With Comet Interceptor, ESA plans to meet a comet on its first trip into the inner solar system. The mission was selected Wednesday after a fast-track proposal process and will be developed on a rapid (for ESA) timeline, with a launch planned for 2028. Congratulations to the Comet Interceptor team on their selection!
Comet Interceptor will fill a gap in the in-situ study of comets. All previous comet encounter missions have visited short-period comets, which have relatively quick orbits (with periods of less than 200 years) and have traveled into the inner solar system many times. As a result of their repeat close passes by the Sun, short-period comet nuclei are baked, blackened, and decayed remnants of their original icy selves. In contrast, NASA’s New Horizons recently visited a pristine icy world of the Kuiper belt, the object named 2014 MU69, which has never traveled closer to the Sun than its current position. Comet Interceptor hopes to get our first look at a long-period comet: a body that formed even farther away than MU69, in the Oort cloud, that is making its first pass into the inner solar system and actively undergoing transformation from a frozen world into a spectacular comet.
The challenge for intercepting a long-period comet is that we don’t usually have a lot of time between our discovery of them and their arrival in the inner solar system. Typically, we first observe these worlds months or, at most, a few years before their arrival, not enough time to develop and launch a spacecraft. Comet Interceptor will solve that problem by launching before a target is discovered.
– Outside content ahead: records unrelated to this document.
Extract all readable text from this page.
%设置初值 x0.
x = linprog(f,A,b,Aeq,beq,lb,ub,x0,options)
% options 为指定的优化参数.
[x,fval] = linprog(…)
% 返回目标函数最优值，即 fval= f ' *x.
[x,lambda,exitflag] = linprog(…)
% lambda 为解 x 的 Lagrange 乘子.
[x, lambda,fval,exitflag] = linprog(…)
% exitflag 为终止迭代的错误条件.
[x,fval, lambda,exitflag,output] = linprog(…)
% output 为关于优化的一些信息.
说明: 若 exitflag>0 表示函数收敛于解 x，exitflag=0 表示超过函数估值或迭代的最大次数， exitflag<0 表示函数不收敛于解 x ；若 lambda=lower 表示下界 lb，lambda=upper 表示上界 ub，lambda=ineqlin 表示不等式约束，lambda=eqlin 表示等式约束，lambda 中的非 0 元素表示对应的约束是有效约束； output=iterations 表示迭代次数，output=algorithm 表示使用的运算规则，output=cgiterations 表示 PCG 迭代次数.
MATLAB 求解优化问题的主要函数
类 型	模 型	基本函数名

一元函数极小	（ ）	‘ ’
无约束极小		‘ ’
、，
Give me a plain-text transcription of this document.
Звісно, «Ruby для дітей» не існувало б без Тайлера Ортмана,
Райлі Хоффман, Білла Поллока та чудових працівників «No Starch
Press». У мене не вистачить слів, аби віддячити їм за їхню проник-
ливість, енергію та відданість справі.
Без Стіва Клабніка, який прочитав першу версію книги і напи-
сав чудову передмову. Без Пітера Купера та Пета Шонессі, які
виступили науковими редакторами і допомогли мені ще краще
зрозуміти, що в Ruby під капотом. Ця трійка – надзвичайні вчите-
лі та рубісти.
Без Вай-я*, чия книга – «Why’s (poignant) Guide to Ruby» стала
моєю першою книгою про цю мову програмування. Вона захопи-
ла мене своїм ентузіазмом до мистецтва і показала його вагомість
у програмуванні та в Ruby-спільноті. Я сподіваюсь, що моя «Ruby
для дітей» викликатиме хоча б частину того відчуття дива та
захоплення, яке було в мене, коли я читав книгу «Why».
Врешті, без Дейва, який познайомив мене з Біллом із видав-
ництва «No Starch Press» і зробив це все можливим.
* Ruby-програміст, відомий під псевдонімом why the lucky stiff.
It will piggyback to space aboard the same rocket that launches ESA’s exoplanet-survey spacecraft Ariel, an event nominally planned for 2028. (Comet Interceptor would be delayed by any Ariel launch delays, but its mission would not be harmed by such delays.) Following Ariel, Comet Interceptor will travel to the Earth-Sun L2 point, where it will await the discovery of a new long-period comet.
The new Large Synoptic Survey Telescope, which hopes to achieve first light next year, will help out with the discovery of suitable targets. (Tangentially, the LSST may soon be renamed for Vera Rubin.) Once a suitable target is discovered — which the team expects will happen within 2 or 3 years of launch — Comet Interceptor will move to fly past the new comet. A few weeks before the flyby, the spacecraft will release two small sub-spacecraft. The main craft will pass between the Sun and the comet, avoiding the major dust hazard, doing remote sensing, and acting as a communications relay. The two small craft — one of which will be built by ESA, the other by JAXA — will travel much closer. The ESA contribution will carry a mass spectrometer into the comet’s dusty coma, and all three spacecraft will have plasma instruments to characterize the comet’s fields and particles environment in three dimensions.
The executive summary of the Comet Interceptor proposal (appropriately) doesn’t mention an extended mission, but the main craft would very likely be able to go on to do at least distant studies of other worlds after the main comet encounter ends, particularly if the mission is able to go forward with a solar-electric propulsion system.